Step back from the tree and look at it with your eyes crossed. Wherever you see dark holes on the tree, rearrange the lights as necessary to fill in. To remove the lights without getting them tangled, simply work in reverse.

Timely tips

  • For safety's sake, never plug more than two extension cords together. Instead, buy them in the lengths you need and make sure they can handle the wattage of the bulbs.
  • Make sure the wattages of all the lights you use are the same; this prevents power surges and prolongs the life of the bulbs.
  • Plug in the lights before you remove them from the box so you can see whether they work before you put them on the tree.
  • Consider using miniature clear (white) lights for your base lighting, then add strands of the new cool-burning large bulbs for color and variety. Or, add sets of novelty lights, such as flicker-flames, flashing lights, bubble lights, or other shapes.

Lighting an Artificial Tree

The artificial trees available today come in sections that open like an umbrella. If you use miniature lights, you can wrap them around the branches and leave them on permanently. Just be sure to light each section separately (that is, don't cross a section or point of assembly with a strand of lights).

For subdued lighting, begin at the bottom of the tree close to the trunk. Allowing some slack or leader cord in the first strand of lights, separate the cord near the first bulb so it forms a loop. Slip the loop over one of the branchlets or greens near the trunk, and wrap the cord a few times around the green to secure it.

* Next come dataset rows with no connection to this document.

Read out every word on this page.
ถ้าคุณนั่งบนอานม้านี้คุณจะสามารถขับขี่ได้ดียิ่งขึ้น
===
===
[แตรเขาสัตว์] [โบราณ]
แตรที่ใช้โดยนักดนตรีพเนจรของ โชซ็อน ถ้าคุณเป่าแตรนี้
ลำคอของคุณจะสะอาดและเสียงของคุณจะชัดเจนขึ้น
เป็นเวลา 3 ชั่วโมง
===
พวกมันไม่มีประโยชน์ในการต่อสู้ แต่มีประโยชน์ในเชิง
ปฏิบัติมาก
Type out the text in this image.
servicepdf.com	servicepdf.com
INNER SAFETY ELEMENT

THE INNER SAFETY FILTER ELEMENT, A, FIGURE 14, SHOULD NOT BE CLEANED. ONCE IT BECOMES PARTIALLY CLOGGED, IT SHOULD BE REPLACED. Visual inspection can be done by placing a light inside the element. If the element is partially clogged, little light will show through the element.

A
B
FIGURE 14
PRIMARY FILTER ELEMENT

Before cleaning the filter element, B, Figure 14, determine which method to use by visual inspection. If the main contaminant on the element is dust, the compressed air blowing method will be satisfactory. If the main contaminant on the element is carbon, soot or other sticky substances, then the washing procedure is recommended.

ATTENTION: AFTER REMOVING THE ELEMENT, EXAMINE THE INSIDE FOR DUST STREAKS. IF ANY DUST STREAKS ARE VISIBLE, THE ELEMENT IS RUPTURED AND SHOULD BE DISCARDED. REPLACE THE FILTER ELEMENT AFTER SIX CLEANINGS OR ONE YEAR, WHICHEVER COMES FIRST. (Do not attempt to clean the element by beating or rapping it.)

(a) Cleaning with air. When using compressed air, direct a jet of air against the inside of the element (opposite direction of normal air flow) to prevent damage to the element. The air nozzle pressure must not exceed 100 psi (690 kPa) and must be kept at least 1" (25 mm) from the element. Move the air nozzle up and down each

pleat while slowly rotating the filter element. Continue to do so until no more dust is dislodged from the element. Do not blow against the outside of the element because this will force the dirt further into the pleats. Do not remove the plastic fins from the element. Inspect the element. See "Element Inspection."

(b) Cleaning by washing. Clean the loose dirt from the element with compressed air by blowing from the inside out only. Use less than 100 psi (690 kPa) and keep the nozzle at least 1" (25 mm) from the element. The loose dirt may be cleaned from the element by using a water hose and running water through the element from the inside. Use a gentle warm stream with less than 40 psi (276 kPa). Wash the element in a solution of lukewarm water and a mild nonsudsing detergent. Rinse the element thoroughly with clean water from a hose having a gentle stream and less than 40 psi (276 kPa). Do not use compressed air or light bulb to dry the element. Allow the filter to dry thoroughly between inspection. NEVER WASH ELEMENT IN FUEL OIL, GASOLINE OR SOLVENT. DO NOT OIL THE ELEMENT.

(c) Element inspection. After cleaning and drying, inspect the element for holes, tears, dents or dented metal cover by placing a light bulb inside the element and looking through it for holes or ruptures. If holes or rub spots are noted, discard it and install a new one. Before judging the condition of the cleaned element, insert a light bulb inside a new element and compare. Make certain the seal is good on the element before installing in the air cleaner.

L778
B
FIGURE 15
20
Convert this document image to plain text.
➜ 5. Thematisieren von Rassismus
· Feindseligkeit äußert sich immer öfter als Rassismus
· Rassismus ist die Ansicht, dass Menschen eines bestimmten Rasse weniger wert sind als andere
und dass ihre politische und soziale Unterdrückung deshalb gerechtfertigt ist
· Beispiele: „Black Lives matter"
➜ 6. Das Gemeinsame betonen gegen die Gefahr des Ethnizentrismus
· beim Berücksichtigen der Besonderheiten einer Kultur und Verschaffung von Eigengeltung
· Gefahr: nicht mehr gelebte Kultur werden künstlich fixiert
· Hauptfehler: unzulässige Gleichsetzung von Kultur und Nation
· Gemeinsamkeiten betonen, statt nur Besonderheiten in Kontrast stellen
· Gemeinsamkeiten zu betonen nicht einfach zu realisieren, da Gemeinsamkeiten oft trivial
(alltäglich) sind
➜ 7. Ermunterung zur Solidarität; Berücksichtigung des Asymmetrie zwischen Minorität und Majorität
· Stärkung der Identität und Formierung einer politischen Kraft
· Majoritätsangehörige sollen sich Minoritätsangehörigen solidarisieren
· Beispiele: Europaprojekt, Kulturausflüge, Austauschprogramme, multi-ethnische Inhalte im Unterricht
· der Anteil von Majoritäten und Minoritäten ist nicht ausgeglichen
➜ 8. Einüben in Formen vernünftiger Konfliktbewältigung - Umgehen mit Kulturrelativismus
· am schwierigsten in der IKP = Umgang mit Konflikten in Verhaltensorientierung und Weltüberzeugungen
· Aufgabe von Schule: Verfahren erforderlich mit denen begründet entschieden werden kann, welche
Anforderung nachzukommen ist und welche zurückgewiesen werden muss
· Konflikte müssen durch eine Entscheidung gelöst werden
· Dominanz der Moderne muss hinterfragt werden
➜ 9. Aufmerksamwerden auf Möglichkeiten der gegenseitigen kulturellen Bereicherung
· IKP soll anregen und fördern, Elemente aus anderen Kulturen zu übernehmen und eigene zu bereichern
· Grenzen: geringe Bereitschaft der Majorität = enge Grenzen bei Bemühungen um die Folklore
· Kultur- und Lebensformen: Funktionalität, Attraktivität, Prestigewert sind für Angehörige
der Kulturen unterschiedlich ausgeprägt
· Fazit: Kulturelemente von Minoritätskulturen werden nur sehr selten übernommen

Pull the string of lights taut to the tip of the branch, then work back toward the trunk, wrapping the cord over itself and the branch. Separate the cord again when you reach the trunk, and slip the cord over a branchlet to secure it. Carry the cord over to the next branch, wrap it around a green near the trunk, and pull it out to the tip. Wrap the cord over itself and the branch as before. Continue wrapping branches in this manner to the end of the string. Plug in the next set, and keep going to the point where the tree comes apart. Work any extra lights back along the branch rather than crossing the section. When you wrap the top section of the tree, don't wrap the lights around as many branches, so the tree will look evenly lit from top to bottom.

For moderate lighting, follow the same procedure, but wrap the cord around some of the greens along the branch as you work back toward the trunk. For showcase lighting, wrap the cord around every green as you work back along the branch.

Outdoor lights

  • If you floodlight evergreens outdoors, use white, blue, or green lamps; red, yellow, amber, and pink lamps will make the trees look a muddy brown.
  • Don't try to hang strings of lights from the eaves with cuphooks -- in a strong wind, the wires may swing loose. Instead, use plastic gutter clips that hook onto the gutter and hold the wire tightly in place. Look for packages of gutter clips in crafts stores and hardware stores with the tree lights and supplies.
  • Be sure you have outdoor electrical sockets to plug into when you use outdoor lights.
  • Don't worry about hiding the electrical cords -- just keep them organized neatly, and no one will notice them.